Divide your original data into test and training sets with model_selection.train_test_split with random_state=42. This should be the same as Step 1.3 of your spam classifier, except that you will need to convert the labels from strings to ints.
Define TensorFlow columns (features) for each of the top-occurring keys in spam and ham. Also add an additional column for the length. Store these columns in a list.
Create a function input_fn that takes parameters x (2D np array of features) and y (1D np array of labels). This should create a tensor for each column of the 2D array x. You can think of this as creating a tensor for each feature. This function should return a tuple of the dictionary of the tensors created from the columns and a tensor created from the second input y.
Create a function test_input_fn that takes no arguments, but returns the output of passing in the test set and labels to input_fn. Create a similar function train_input_fn that does the same thing except passes in the training set and labels.
Call tf.set_random_seed(42) to make the computations below a bit more deterministic.

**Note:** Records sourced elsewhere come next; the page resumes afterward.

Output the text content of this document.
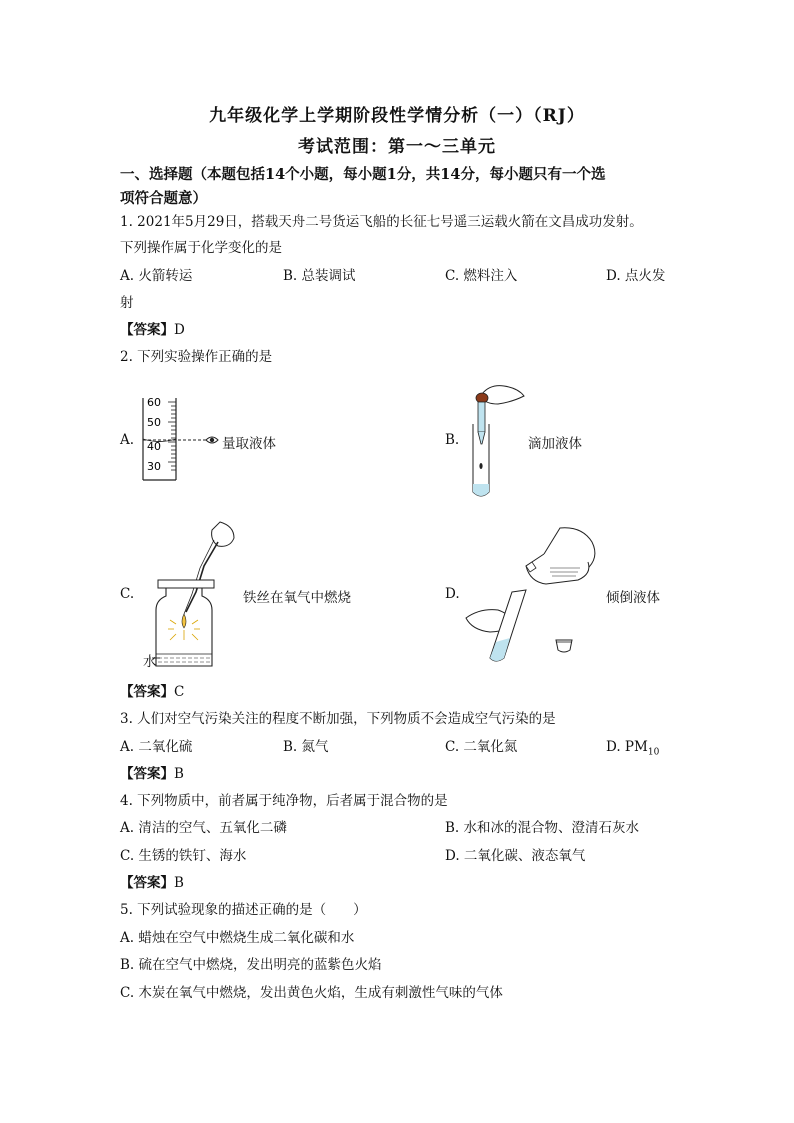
九年级化学上学期阶段性学情分析（一）（RJ）
考试范围：第一～三单元
一、选择题（本题包括14个小题，每小题1分，共14分，每小题只有一个选
项符合题意）
1. 2021年5月29日，搭载天舟二号货运飞船的长征七号遥三运载火箭在文昌成功发射。
下列操作属于化学变化的是
A. 火箭转运	B. 总装调试	C. 燃料注入	D. 点火发
射
【答案】D
2. 下列实验操作正确的是
A.
60
50
40
30
量取液体	B.	滴加液体
C.
水
铁丝在氧气中燃烧	D.	倾倒液体
【答案】C
3. 人们对空气污染关注的程度不断加强，下列物质不会造成空气污染的是
A. 二氧化硫	B. 氮气	C. 二氧化氮	D. $PM_{10}$
【答案】B
4. 下列物质中，前者属于纯净物，后者属于混合物的是
A. 清洁的空气、五氧化二磷	B. 水和冰的混合物、澄清石灰水
C. 生锈的铁钉、海水	D. 二氧化碳、液态氧气
【答案】B
5. 下列试验现象的描述正确的是（　　）
A. 蜡烛在空气中燃烧生成二氧化碳和水
B. 硫在空气中燃烧，发出明亮的蓝紫色火焰
C. 木炭在氧气中燃烧，发出黄色火焰，生成有刺激性气味的气体
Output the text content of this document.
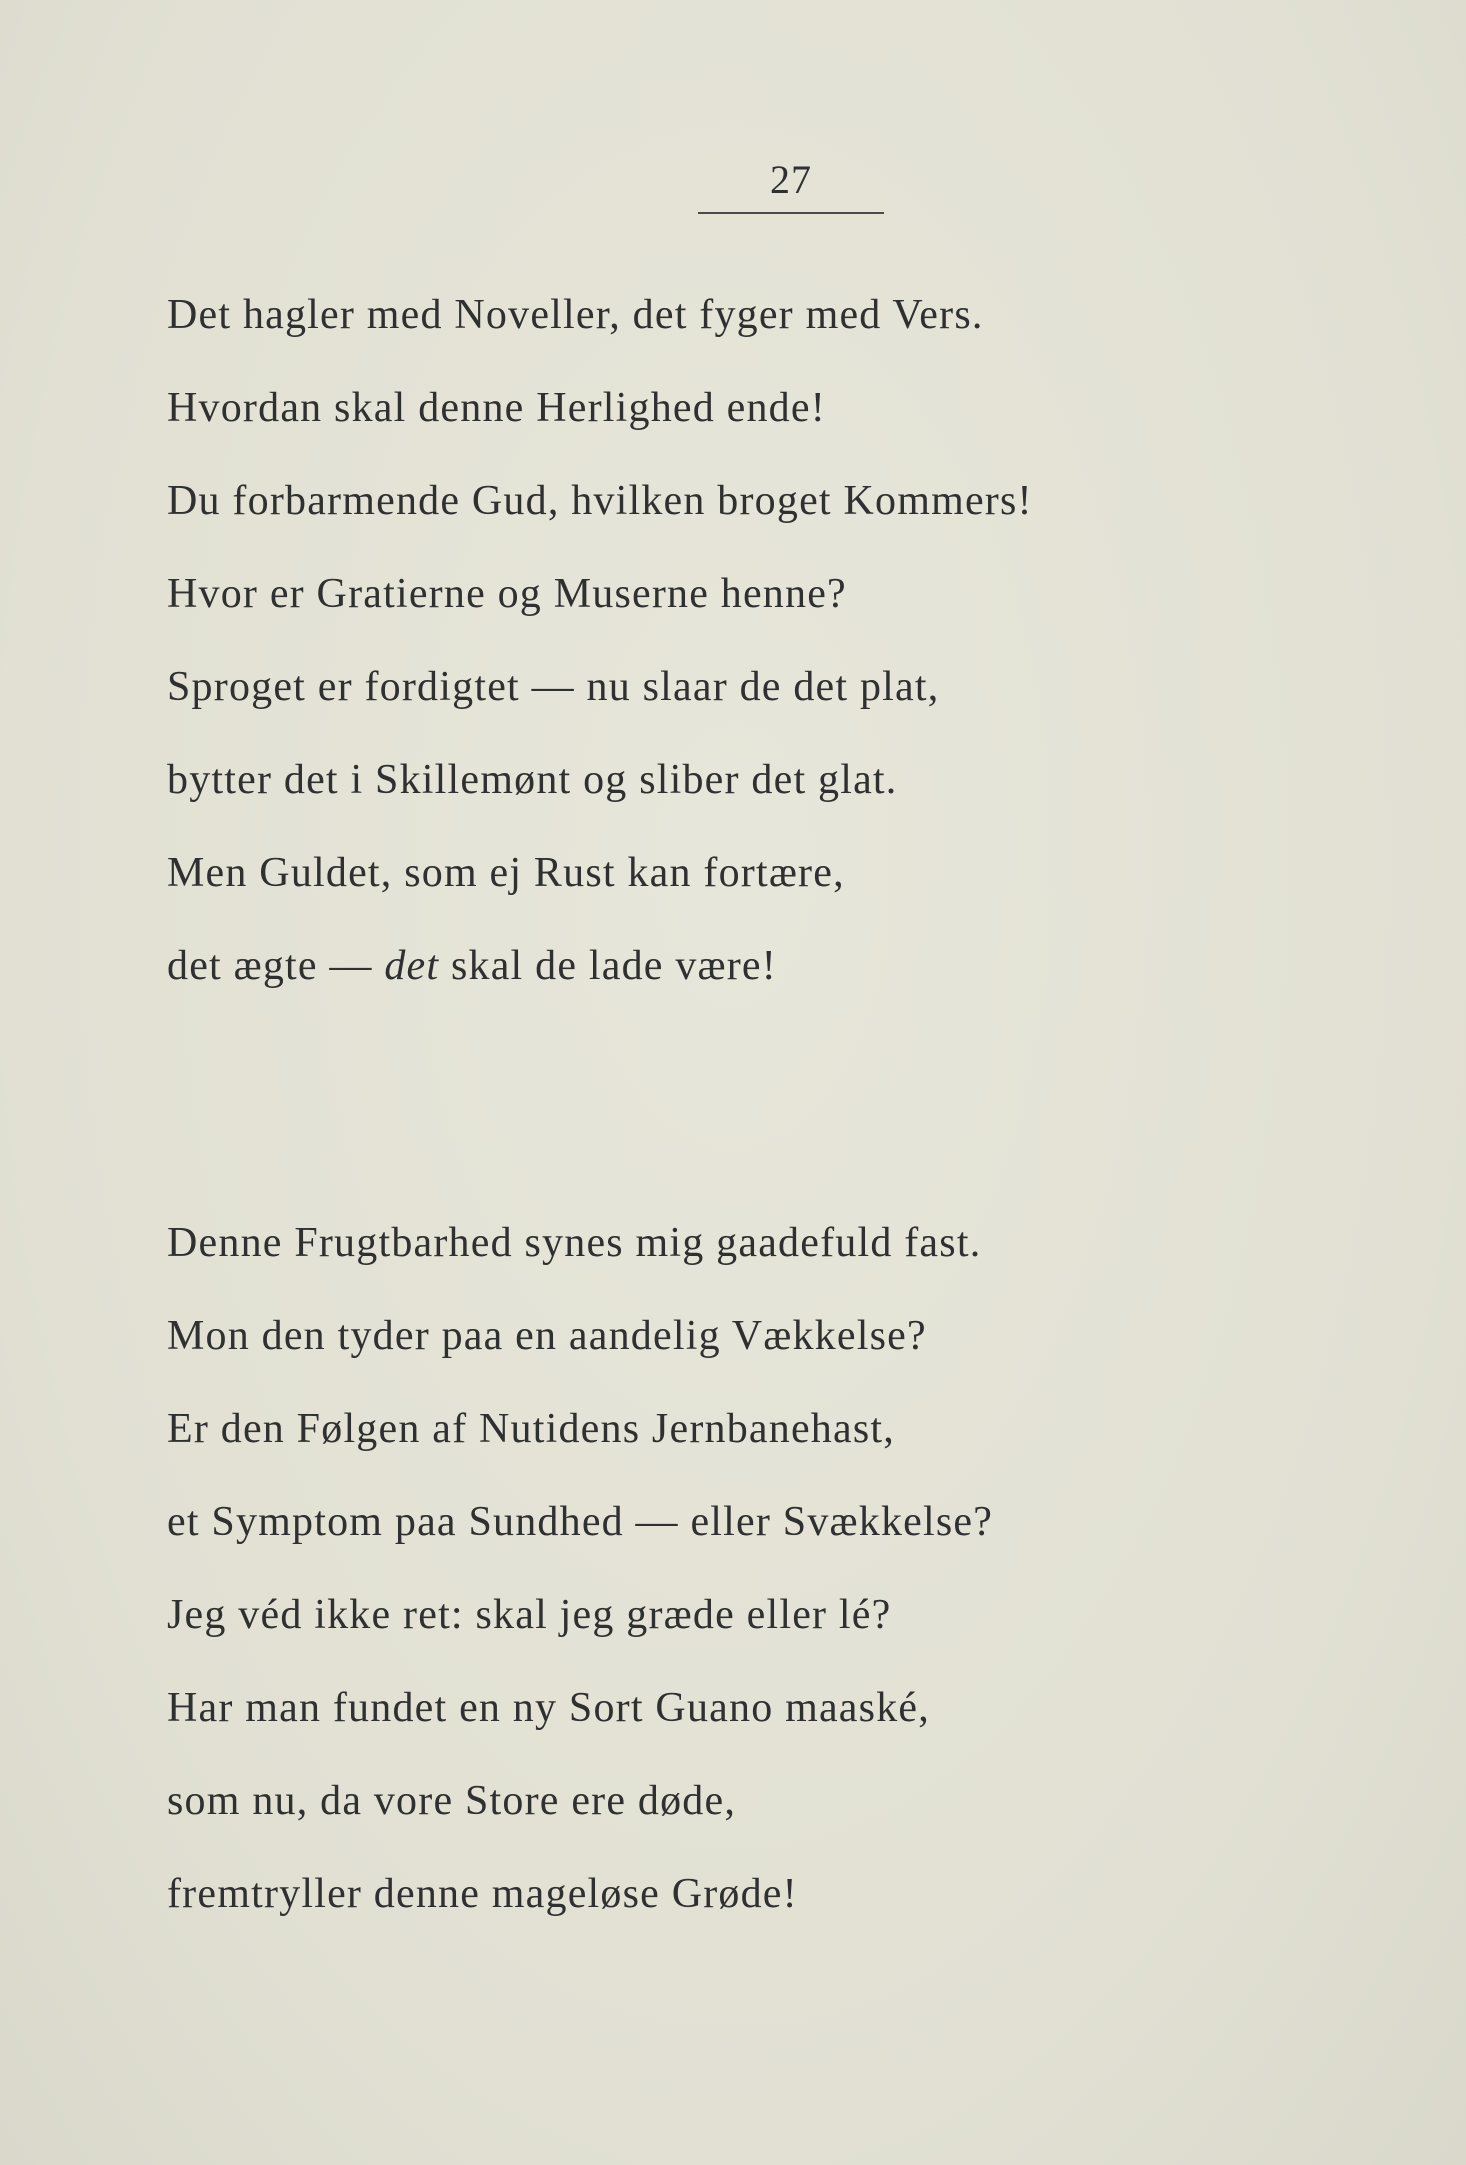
27
Det hagler med Noveller, det fyger med Vers.
Hvordan skal denne Herlighed ende!
Du forbarmende Gud, hvilken broget Kommers!
Hvor er Gratierne og Muserne henne?
Sproget er fordigtet — nu slaar de det plat,
bytter det i Skillemønt og sliber det glat.
Men Guldet, som ej Rust kan fortære,
det ægte — det skal de lade være!
Denne Frugtbarhed synes mig gaadefuld fast.
Mon den tyder paa en aandelig Vækkelse?
Er den Følgen af Nutidens Jernbanehast,
et Symptom paa Sundhed — eller Svækkelse?
Jeg véd ikke ret: skal jeg græde eller lé?
Har man fundet en ny Sort Guano maaské,
som nu, da vore Store ere døde,
fremtryller denne mageløse Grøde!
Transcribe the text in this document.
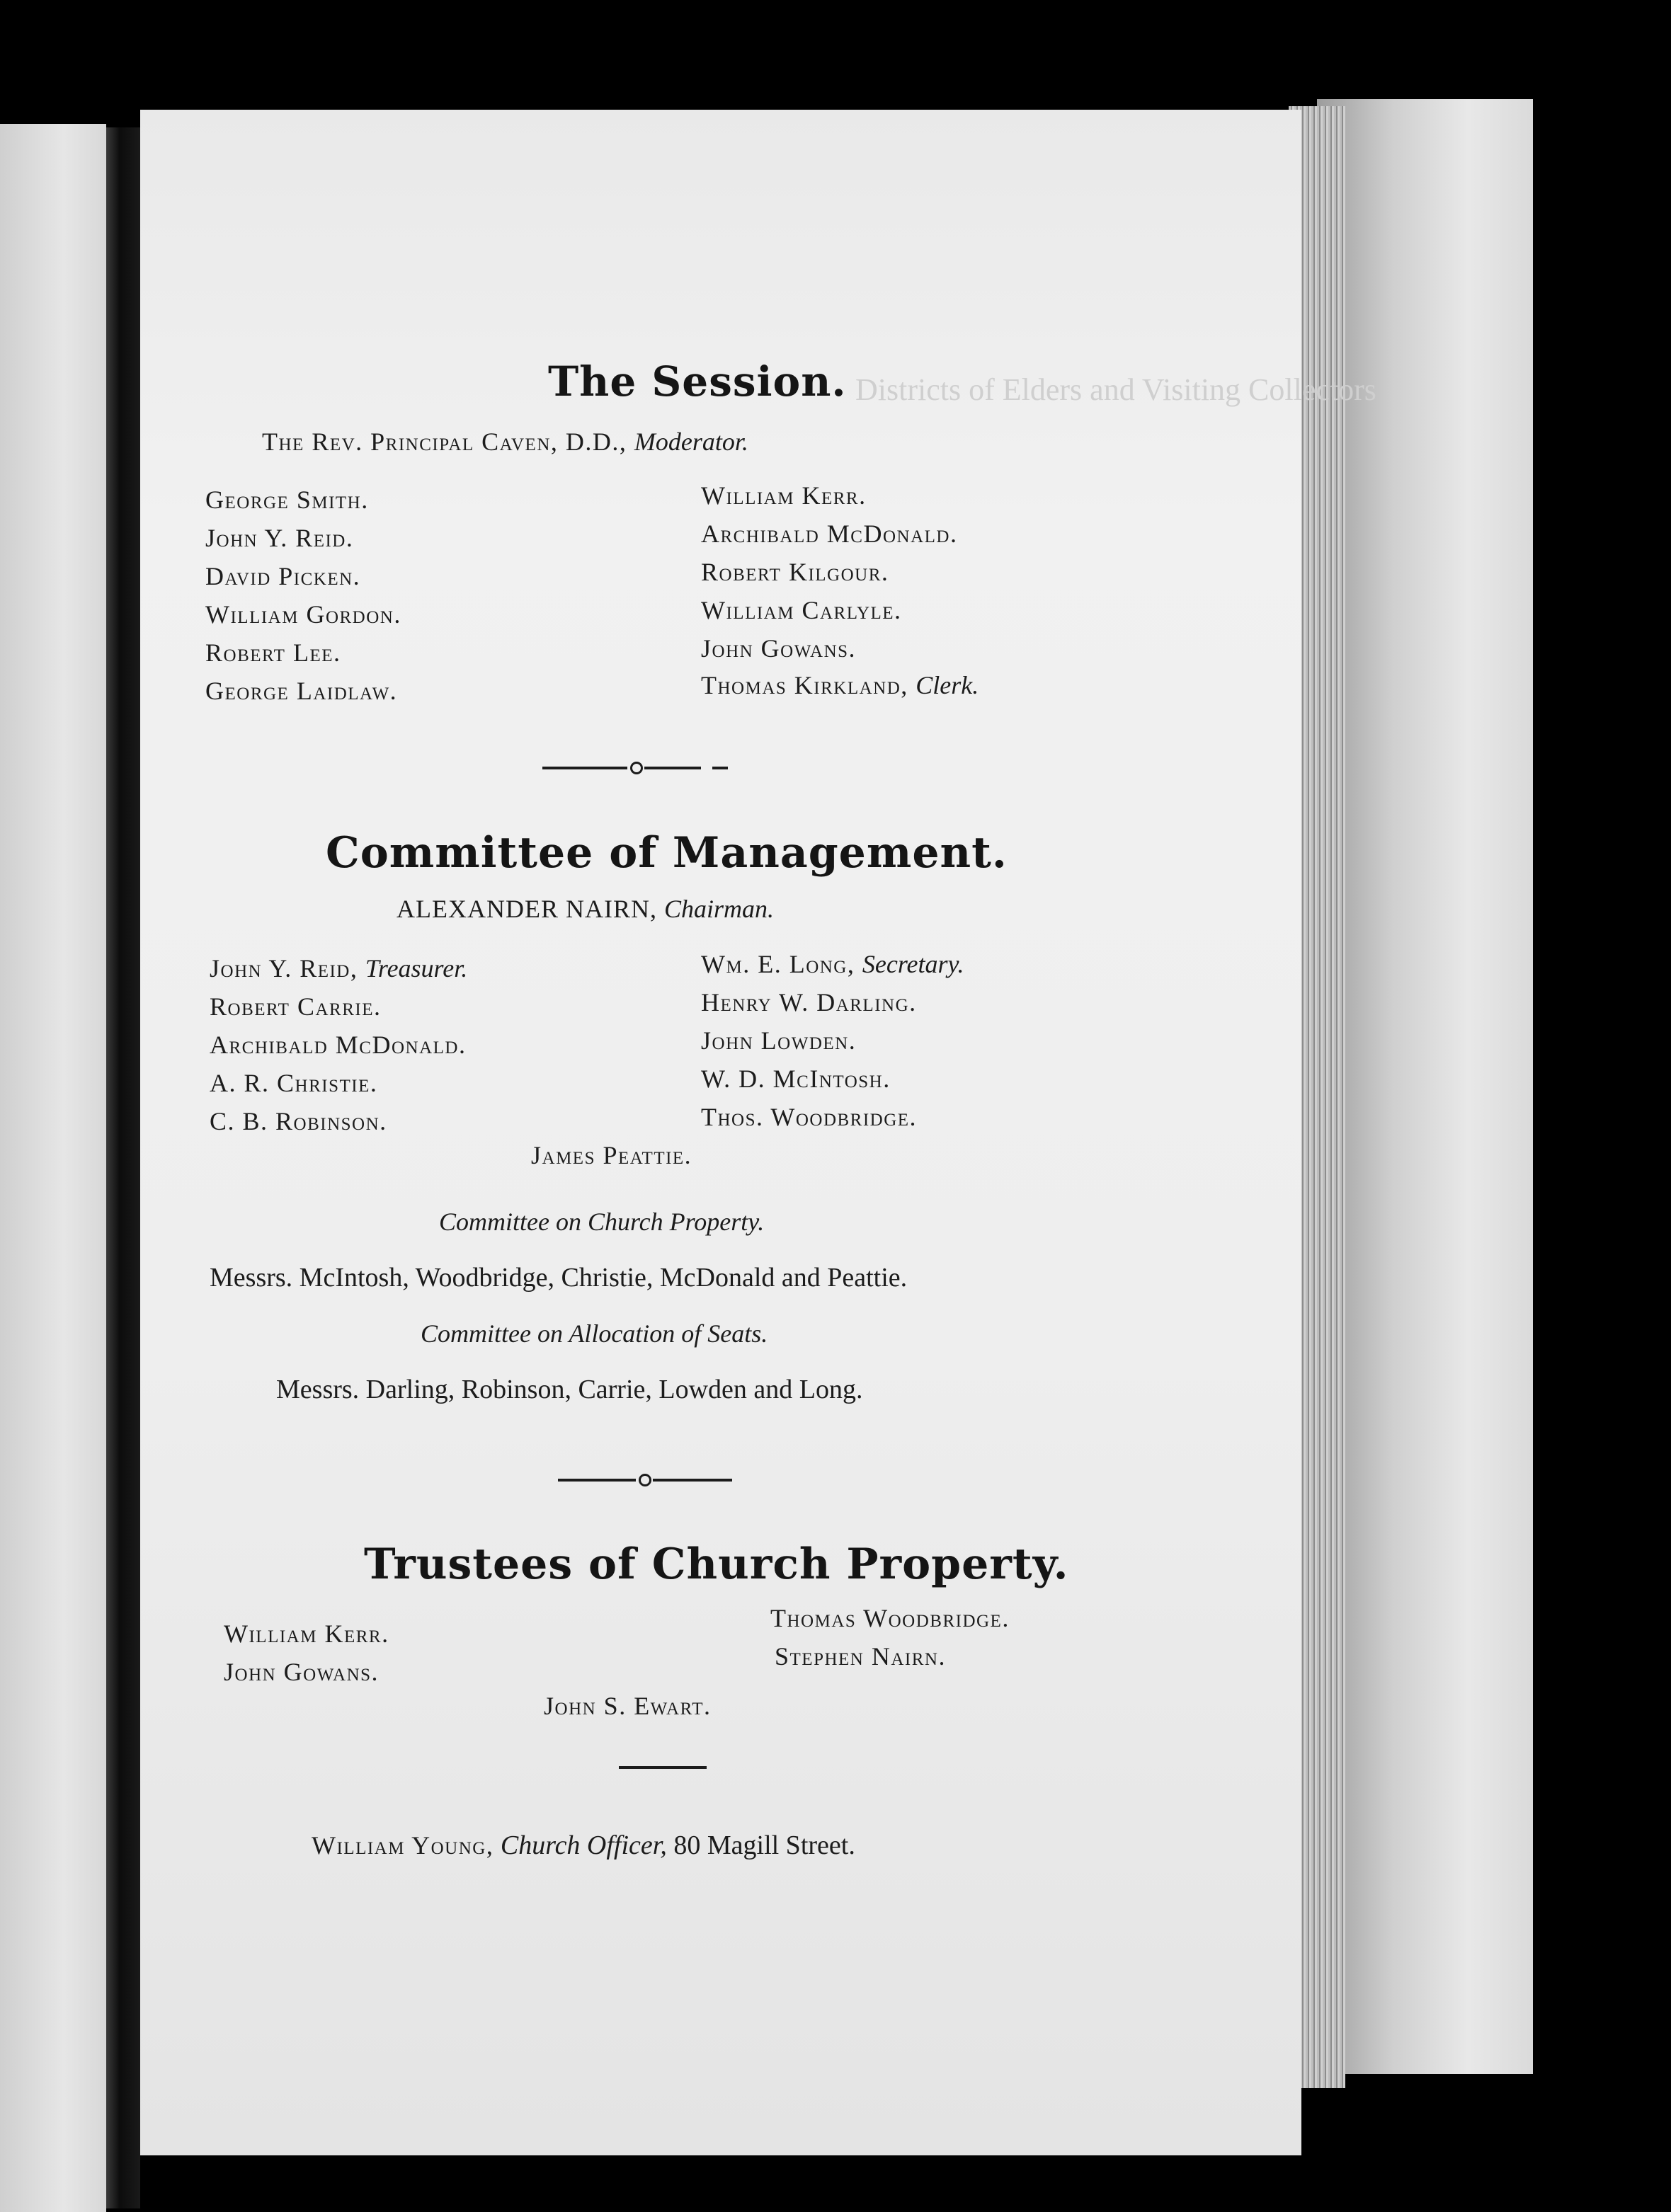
Districts of Elders and Visiting Collectors
The Session.
The Rev. Principal Caven, D.D., Moderator.
George Smith.
John Y. Reid.
David Picken.
William Gordon.
Robert Lee.
George Laidlaw.
William Kerr.
Archibald McDonald.
Robert Kilgour.
William Carlyle.
John Gowans.
Thomas Kirkland, Clerk.
Committee of Management.
ALEXANDER NAIRN, Chairman.
John Y. Reid, Treasurer.
Robert Carrie.
Archibald McDonald.
A. R. Christie.
C. B. Robinson.
Wm. E. Long, Secretary.
Henry W. Darling.
John Lowden.
W. D. McIntosh.
Thos. Woodbridge.
James Peattie.
Committee on Church Property.
Messrs. McIntosh, Woodbridge, Christie, McDonald and Peattie.
Committee on Allocation of Seats.
Messrs. Darling, Robinson, Carrie, Lowden and Long.
Trustees of Church Property.
William Kerr.
John Gowans.
Thomas Woodbridge.
Stephen Nairn.
John S. Ewart.
William Young, Church Officer, 80 Magill Street.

Data Check for Step 4.3 part 1. Create a DNNClassifier with two hidden layers of 5 units each, and run for 1000 steps. Create a Markdown Cell saying “Step 4.3.1 Results.” Run the fit operation over the training data and the evaluate operation over the test data. Sort the results of the evaluate operation by key, and output the keys. For reference, here is an example of using the DNNClassifier. Note the accuracy. |
Data Check for Step 4.3 part 2. Create a LinearClassifier and run for 1000 steps. Create a Markdown Cell saying “Step 4.3.2 Results.” Run the fit operation over the training data and the evaluate operation over the test data. Sort the results of the evaluate operation by key, and output the keys and their values. Note the accuracy. |
Between the two, which is more accurate?
Please sanity-check that your Jupyter notebooks contain both code and corresponding data. Add the notebook files to hw5.zip using the zip command at the Terminal, much as you did for HW0 and HW1. The notebooks should be:
Next, go to the submission site, and if necessary click on the Google icon and log in using your Google@SEAS or GMail account. At this point the system should know you are in the appropriate course. Select CIS 700-003 Homework 5 and upload hw5.zip from your Jupyter folder, typically found under /Users/{myid}.
If you check on the submission site after a few minutes, you should see whether your submission passed validation. You may resubmit as necessary.